Thanks for the explanation @vtnerd.

And when a chunk becomes obsolete because the file as changed is their any mechanism to clean them up? Is this what versioning is about?

I would expect any chunk that matches, even if that chunk comes from different files, would be pointed to by multiple tables but would only be stored once. Just a guess, but I ‘think’ that is how true dedup would function.

2 Likes

I think you are right, and this would answer my previous question about what is happening to old chunks. They would remain there because the vaults won’t know if they are part of anyone else’s file or not.

Makes sense, thx.

Correct, this was discussed in another post. Its difficult to know whether anyone is still pointing to the chunk, and simultaneously store nothing that can be user identifiable with the chunk. David has some thoughts on this, but I’m not sure if its something that will make it by launch.

Also - files on the network are stored with a version history, but that history will have a hard limit. So if a file is deleted, eventually it is possible that nothing is pointing to it.

2 Likes

I don’t quite understand versioning, what’s the problem it is made to solve?
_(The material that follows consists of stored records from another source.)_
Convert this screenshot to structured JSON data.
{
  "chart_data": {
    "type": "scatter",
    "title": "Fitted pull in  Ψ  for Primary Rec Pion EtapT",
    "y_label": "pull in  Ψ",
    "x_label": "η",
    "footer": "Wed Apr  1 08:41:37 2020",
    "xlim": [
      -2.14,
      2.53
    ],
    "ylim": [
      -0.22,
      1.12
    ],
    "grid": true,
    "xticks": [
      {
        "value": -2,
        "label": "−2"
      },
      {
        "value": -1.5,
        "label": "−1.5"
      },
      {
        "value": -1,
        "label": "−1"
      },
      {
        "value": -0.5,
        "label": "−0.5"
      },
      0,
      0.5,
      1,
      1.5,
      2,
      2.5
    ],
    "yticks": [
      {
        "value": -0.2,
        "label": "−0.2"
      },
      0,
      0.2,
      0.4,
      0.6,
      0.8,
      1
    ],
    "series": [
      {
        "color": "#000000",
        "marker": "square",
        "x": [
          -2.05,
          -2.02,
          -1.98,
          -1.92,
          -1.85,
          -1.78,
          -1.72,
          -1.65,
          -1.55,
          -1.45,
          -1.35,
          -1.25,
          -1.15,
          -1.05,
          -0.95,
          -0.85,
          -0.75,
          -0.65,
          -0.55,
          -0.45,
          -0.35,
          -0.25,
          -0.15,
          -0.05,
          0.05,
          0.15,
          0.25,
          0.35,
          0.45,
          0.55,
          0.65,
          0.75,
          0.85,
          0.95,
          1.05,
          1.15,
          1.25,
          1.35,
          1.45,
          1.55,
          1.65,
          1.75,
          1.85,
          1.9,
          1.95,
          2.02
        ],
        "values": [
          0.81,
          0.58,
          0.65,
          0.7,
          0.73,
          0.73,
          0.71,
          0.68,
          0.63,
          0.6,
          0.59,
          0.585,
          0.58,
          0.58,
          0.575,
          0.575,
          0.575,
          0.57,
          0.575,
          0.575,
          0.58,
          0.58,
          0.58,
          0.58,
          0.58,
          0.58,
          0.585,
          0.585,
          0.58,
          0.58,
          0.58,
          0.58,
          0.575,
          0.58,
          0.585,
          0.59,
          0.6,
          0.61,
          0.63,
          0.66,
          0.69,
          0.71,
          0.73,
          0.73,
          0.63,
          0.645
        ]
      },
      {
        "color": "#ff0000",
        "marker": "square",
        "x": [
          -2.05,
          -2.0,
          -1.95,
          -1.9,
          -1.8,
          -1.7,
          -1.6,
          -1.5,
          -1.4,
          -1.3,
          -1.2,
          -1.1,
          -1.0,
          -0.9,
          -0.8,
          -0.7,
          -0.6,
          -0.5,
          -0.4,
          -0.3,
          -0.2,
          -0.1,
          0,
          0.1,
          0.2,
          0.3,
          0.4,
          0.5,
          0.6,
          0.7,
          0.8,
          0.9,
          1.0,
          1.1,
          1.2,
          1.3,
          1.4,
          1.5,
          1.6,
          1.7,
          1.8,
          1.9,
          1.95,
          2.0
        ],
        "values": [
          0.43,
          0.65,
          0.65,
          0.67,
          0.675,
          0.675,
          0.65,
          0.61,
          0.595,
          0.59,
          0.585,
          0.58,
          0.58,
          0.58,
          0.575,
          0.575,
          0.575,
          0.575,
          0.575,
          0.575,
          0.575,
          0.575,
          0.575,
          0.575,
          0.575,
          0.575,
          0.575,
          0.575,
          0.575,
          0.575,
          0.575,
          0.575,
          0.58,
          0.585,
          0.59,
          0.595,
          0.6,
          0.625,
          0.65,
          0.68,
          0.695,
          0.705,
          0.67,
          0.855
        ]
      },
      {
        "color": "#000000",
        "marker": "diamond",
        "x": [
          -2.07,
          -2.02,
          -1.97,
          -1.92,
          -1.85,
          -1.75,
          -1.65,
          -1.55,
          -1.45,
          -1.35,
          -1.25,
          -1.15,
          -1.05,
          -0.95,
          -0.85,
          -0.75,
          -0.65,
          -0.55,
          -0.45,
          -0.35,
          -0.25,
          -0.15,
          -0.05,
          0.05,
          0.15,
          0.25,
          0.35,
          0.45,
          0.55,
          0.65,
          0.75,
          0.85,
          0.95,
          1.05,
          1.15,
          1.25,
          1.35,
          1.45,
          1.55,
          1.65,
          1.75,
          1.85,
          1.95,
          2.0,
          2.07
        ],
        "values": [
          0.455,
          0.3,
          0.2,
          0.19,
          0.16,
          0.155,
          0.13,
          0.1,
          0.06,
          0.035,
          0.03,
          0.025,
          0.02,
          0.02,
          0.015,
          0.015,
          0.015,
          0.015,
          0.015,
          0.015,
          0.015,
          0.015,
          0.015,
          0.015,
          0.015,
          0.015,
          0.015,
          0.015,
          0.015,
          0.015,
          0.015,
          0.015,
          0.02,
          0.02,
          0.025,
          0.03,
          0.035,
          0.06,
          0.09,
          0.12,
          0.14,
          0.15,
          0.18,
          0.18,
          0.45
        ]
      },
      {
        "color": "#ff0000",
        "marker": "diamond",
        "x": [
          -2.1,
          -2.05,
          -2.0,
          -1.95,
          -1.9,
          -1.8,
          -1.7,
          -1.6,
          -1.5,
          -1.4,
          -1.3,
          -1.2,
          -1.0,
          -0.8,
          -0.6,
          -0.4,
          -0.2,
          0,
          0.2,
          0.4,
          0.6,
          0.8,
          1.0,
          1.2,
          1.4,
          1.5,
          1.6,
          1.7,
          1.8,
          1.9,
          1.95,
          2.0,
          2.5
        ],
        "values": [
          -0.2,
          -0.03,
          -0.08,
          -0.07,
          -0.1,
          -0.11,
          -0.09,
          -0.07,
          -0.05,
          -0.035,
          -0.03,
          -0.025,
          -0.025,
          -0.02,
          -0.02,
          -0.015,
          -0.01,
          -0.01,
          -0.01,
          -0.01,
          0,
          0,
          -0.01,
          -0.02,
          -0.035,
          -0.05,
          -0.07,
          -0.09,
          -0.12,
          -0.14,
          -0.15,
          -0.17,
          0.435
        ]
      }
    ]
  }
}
And is it a list of chunks ids store in the data map that points to all previous chunks needed for a file?

Makes sense to me, thank you for that

And thank you too @vtnerd so it looks like there may not be an answer yet. Must have gotten ahead of myself :slight_smile:

1 Like

Its mainly for application developers, and its unlikely end-users will see this very often (although this will depend on the application). The advantage is that the developer can say “replace this version of the document”. If multiple computers are trying to modify the same document at the same time, only one will “win”, the other(s) will get an error. The previous versions can still be retrieved if the developer needs to inspect differences between versions and try to re-commit the desired changes.

2 Likes